Provavelmente, o resultado desta ambiciosa limitação nos levara à
compreensão não somente sobre o que pensam os pensadores e os
pensantes, mas também (e mais importante) para que pensam? Isto
é, qual é o objetivo de pensar o que se pensa e, através do
pensamento, agir como se age?
Num
primeiro momento, talvez todos concordemos que o assunto com tal
relevância e características só pode ser a Vida.

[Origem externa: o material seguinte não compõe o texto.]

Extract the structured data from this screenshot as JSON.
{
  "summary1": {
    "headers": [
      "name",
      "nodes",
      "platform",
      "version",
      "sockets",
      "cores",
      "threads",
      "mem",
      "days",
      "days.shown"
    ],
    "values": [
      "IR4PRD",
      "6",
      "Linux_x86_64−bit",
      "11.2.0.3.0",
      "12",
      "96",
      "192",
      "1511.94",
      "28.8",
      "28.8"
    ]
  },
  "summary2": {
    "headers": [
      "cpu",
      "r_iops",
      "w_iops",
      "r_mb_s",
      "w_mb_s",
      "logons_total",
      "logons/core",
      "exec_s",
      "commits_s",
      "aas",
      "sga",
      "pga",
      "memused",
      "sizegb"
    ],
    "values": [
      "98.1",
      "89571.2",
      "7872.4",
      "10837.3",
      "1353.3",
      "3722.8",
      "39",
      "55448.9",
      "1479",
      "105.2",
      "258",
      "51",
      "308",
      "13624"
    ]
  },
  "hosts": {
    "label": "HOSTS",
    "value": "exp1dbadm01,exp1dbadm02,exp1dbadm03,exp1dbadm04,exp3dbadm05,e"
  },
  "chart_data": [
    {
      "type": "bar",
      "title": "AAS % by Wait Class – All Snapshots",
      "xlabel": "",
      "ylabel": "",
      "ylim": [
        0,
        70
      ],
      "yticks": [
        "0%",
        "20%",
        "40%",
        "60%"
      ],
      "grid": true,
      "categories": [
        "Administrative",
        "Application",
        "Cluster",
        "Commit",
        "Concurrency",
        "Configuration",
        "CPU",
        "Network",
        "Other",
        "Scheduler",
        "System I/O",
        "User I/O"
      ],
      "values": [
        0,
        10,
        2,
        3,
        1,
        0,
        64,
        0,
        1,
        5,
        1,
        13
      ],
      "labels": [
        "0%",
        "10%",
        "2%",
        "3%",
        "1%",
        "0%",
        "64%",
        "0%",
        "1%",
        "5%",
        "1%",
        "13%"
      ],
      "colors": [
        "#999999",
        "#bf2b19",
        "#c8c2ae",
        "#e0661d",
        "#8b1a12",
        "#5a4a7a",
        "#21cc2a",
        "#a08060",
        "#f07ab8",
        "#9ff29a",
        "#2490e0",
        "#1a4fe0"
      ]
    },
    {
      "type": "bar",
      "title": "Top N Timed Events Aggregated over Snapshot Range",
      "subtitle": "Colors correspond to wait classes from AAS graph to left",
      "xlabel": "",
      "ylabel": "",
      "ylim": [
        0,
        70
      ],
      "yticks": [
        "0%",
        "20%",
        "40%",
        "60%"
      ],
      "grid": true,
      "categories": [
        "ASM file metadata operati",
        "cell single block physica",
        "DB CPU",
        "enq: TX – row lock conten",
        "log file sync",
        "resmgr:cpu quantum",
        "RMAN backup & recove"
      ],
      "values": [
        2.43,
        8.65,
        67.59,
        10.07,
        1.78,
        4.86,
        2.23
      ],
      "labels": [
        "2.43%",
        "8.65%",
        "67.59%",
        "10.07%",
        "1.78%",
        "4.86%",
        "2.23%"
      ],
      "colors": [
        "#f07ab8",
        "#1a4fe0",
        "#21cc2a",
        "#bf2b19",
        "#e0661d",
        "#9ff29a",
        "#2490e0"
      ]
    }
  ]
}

Afinal de
contas, sem vida não se pode pensar (em nada), nem tampouco agir!
Ainda assim, avançando um passo, podemos verificar que o pensamento
em certa medida, pretende transcendê-la, procurando oferecer a ela
sentidos e significados que ultrapassam a consciência da
“simplicidade” do movimento de apenas “Ser Vivo”,
em outras palavras: viver não basta, é preciso que haja o esforço
do pensamento e - por consequência - , da ação para que as
limitações óbvias da realidade sejam suplantadas. Para que se
valha da vantagem de ter consciência, o ser pensante busca antes de
qualquer coisa, o viver satisfatoriamente.
Apesar
da aparente obviedade desta premissa, devemos aqui reconhecer toda a
complexidade advinda de suas possíveis abordagens. A começar pela
definição. Embora compreendamos que viver bem ou satisfatoriamente
seja a motivação e o objetivo do exercício do pensamento para
qualquer classe de seres pensantes, independendo de sua área de
atividade social ou grau de instrução, é necessário ainda saber
se é possível definir o que é a Vida boa. E assim
sendo, como vivê-la. Eis aqui, a meu ver, onde podemos localizar o
divisor de águas. É aqui onde os cursos se dividem para percorrerem
caminhos diferentes, cada qual buscando a realização do mesmo
destino e a seu modo.
As
questões a partir de então estarão expostas à capacidade e
sensibilidade daquele que pensa afim de que os esclarecimentos das
respostas de que necessita e a compreensão dos caminhos que levam
até elas, estejam cada vez mais próximos da satisfação de gozar
sua própria existência.
Não
há dúvidas de que neste infinito mar de possibilidades, somos todos
barcos que se movimentam de acordo com o balanço das águas que nos
sustentam. Porém, nossos movimentos são diferenciados pelas
ferramentas que dispomos e buscamos. Enquanto uns velejam tranquilos
usando apenas remos, outros são levados pelo impulso dos ventos em
suas velas içadas. Outros ainda, precisam de motores para saírem do
lugar.
Portanto,
podemos dizer que questões relacionada à existência são dadas a
todo ser que pensa, no entanto não as pensamos com o mesmo
interesse. E é este “como” pensar que diferencia os pensantes
dos pensadores.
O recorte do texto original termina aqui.